By definition, experimental typography is a process of discovery. It’s not just an unconventional method of communication; it’s utilizing the scientific method. The goal is to learn and break new ground.

Experimental type is not planting seeds in the shape of letters and watching them grow. Because that’s not an experiment. You already know how it will play out. An experiment would be using your plant-letters in such an environment that would allow things/people/animals/nature to act upon it to see how that degenerative process changes the meaning of the message. No one can predict what exactly will happen. That’s why it’s an experiment.

And because of this uncertainty, experiments will sometimes fail. But that’s okay. Failure is an unexpected outcome. Failure is necessary for progress. And sometimes failure is just as interesting as success. Success is sometimes boring and predictable. And where’s the fun in that?

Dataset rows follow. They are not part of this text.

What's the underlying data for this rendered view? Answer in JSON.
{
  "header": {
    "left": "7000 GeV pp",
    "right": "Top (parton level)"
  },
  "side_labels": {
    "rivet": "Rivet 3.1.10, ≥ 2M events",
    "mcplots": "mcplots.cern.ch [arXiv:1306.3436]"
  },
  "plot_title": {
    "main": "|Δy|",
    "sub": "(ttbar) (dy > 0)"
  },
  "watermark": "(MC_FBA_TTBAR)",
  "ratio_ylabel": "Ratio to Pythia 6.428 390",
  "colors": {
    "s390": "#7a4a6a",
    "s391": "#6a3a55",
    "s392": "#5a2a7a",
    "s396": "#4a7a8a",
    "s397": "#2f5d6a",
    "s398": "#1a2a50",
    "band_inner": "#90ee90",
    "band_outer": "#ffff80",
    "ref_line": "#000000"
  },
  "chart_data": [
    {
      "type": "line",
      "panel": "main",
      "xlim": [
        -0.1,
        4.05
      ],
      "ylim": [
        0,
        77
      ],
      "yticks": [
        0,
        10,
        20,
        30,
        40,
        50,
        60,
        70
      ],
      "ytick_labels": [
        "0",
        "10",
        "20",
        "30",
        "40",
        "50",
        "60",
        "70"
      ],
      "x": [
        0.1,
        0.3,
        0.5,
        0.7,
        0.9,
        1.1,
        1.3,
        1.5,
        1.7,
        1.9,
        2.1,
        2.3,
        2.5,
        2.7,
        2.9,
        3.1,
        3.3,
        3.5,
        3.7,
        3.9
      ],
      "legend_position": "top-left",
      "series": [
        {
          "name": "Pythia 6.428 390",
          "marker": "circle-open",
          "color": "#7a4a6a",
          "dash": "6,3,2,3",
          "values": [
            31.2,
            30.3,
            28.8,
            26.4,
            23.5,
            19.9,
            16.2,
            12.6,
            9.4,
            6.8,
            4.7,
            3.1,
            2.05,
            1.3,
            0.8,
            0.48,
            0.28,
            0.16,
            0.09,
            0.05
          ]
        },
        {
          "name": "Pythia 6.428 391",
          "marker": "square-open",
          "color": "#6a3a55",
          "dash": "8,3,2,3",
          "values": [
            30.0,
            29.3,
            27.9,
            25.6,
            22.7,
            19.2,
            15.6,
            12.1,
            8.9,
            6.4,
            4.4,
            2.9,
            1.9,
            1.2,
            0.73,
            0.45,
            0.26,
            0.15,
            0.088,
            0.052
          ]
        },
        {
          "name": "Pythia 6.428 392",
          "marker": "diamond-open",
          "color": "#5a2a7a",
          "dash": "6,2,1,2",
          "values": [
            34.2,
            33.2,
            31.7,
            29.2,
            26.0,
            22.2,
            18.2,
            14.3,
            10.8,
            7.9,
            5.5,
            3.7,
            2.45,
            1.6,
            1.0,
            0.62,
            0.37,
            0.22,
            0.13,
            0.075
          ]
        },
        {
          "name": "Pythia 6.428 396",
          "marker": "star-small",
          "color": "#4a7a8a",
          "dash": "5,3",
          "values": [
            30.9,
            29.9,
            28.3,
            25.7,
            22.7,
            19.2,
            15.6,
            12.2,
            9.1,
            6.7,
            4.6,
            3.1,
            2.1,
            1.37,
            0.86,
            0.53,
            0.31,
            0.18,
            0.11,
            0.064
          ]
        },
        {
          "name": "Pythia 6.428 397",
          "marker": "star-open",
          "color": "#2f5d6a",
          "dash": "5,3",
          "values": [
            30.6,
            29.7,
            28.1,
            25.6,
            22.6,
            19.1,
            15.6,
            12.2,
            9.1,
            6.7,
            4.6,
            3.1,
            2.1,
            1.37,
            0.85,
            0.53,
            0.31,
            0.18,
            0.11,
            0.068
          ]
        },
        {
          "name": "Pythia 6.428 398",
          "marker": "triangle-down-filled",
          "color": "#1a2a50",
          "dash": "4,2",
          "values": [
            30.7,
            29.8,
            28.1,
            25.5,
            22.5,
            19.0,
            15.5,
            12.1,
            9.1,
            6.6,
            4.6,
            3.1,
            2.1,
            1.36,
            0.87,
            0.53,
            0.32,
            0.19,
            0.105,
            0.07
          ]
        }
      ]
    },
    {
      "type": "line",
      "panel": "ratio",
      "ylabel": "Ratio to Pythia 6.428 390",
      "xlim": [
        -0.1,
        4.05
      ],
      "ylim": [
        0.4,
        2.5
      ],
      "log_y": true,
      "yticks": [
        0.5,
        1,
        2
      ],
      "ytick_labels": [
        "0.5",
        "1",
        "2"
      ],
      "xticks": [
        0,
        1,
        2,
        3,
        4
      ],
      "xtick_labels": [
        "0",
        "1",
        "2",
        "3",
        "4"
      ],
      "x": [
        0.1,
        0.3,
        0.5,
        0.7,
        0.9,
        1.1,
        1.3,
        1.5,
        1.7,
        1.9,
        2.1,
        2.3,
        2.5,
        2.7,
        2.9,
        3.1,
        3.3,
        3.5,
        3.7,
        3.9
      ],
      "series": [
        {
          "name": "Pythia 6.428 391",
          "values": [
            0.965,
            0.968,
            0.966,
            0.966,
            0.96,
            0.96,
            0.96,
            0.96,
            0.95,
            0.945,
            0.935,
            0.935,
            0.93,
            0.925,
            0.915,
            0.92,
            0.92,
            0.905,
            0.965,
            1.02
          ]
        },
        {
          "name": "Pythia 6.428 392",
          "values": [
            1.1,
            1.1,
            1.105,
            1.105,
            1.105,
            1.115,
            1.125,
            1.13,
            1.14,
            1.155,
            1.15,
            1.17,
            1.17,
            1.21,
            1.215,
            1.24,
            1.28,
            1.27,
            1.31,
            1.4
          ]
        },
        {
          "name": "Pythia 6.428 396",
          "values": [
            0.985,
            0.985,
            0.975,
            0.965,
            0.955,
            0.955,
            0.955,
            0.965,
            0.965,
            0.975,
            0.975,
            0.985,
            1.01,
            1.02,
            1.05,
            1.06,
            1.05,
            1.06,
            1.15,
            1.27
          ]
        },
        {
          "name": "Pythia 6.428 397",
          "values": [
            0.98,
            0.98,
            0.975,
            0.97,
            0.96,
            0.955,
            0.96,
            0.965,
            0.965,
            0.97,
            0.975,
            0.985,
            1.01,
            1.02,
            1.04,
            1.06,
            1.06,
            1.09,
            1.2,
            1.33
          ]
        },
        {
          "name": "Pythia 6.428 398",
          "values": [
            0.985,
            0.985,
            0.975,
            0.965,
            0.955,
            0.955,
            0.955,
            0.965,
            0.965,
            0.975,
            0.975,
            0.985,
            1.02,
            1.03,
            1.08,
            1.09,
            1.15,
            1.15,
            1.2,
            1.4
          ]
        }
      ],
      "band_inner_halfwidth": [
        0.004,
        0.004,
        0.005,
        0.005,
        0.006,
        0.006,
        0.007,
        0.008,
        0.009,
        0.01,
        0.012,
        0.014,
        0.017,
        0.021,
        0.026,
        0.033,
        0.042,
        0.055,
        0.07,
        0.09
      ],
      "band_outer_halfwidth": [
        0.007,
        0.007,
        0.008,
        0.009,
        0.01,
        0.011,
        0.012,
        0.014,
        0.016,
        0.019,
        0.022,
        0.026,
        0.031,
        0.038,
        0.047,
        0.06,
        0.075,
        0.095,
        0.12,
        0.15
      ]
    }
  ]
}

I was talking with my geeky boyfriend about all of this, and he mentioned the parallels that experimental type has with evolutionary programming, where a programmer writes code at a kind of starting point, and then allows that program to direct its own evolution. Then after that process has completed, the results are completely outside the realm of what the programmer would have originally thought would happen. It grows and changes in ways that no one would have thought.

So, in addition to thinking about experimental typography, I should think about evolutionary typography, where it changes over time to create a message that I didn’t necessarily intend on conveying. And that’s what I plan to achieve this semester. Acquire knowledge through experimentation and unexpected outcomes.